Drug Interactions between aspirin / omeprazole and betrixaban

MONITOR CLOSELY: Concomitant use of betrixaban with other agents that alter hemostasis such as aspirin, nonsteroidal anti-inflammatory drugs (NSAIDs), platelet aggregation inhibitors, other anticoagulants, thrombolytic agents, or drugs that cause thrombocytopenia may increase the risk of bleeding. In patients receiving neuraxial anesthesia or spinal puncture, the risk of developing an epidural or spinal hematoma during betrixaban therapy may also be increased by the concomitant use of other drugs that affect coagulation. The development of epidural and spinal hematoma can lead to long-term neurological injury or permanent paralysis.

MANAGEMENT: Caution is recommended if betrixaban must be used with other agents that alter hemostasis. Some authorities consider concomitant treatment with other anticoagulants to be relatively contraindicated except under special circumstances such as switching oral anticoagulant therapy, or when unfractionated heparin is used at doses required to maintain a patent central venous or arterial catheter. Patients should be monitored for increased anticoagulant effects and bleeding complications. In patients undergoing neuraxial intervention, coadministration of these agents should be approached with caution and only after thorough assessment of risks and benefits. Besides bleeding complications, patients should also be monitored frequently for signs and symptoms of neurologic impairment such as midline back pain, sensory and motor deficits (numbness or weakness in lower limbs), and bowel or bladder dysfunction.

Coadministration with proton pump inhibitors may decrease the oral bioavailability of aspirin and other salicylates. The interaction has been studied with omeprazole and aspirin, although data are conflicting. In one study, pretreatment with omeprazole (20 mg/day for 2 days) in 11 healthy volunteers led to a significant and progressively greater reduction in the mean serum salicylate level at 30, 60, and 90 minutes after administration of aspirin (650 mg single dose). The investigators suggest that acid suppression may reduce the lipophilic nature of aspirin, thereby adversely affecting its absorption from the gastrointestinal tract. Another study found no effect of omeprazole pretreatment (20 mg/day for 4 days) on plasma salicylate and aspirin levels, skin bleeding times, or antiplatelet effect of low-dose aspirin (125 mg single dose) in 14 healthy volunteers. However, these results do not exclude the possibility that omeprazole might interfere with the analgesic, antipyretic, or anti-inflammatory effects of aspirin, which has been demonstrated in rats.
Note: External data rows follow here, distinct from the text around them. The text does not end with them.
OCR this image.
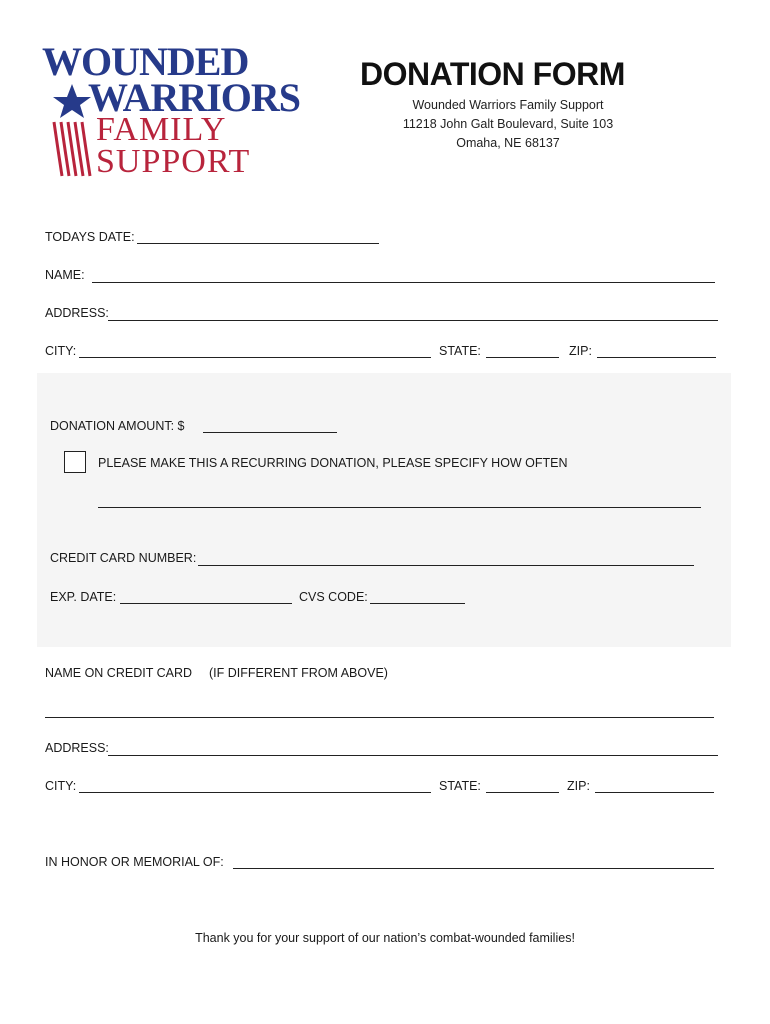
WOUNDED
WARRIORS
FAMILY
SUPPORT
DONATION FORM
Wounded Warriors Family Support
11218 John Galt Boulevard, Suite 103
Omaha, NE 68137
TODAYS DATE:
NAME:
ADDRESS:
CITY:	STATE:	ZIP:
DONATION AMOUNT: $
PLEASE MAKE THIS A RECURRING DONATION, PLEASE SPECIFY HOW OFTEN
CREDIT CARD NUMBER:
EXP. DATE:	CVS CODE:
NAME ON CREDIT CARD (IF DIFFERENT FROM ABOVE)
ADDRESS:
CITY:	STATE:	ZIP:
IN HONOR OR MEMORIAL OF:
Thank you for your support of our nation’s combat-wounded families!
Proton pump inhibitors may enhance the release rate of salicylates from enteric-coated formulations due to premature disruption of the coating and intragastric release of the drug secondary to an increase in gastric pH. In eight healthy volunteers, omeprazole pretreatment (20 mg/day for 4 days) did not affect the bioavailability of salicylate from uncoated aspirin tablets but significantly increased the absorption rate of salicylate from enteric-coated sodium salicylate tablets. The clinical significance of this interaction is unknown. Theoretically, it may increase the risk of gastric adverse effects associated with salicylates.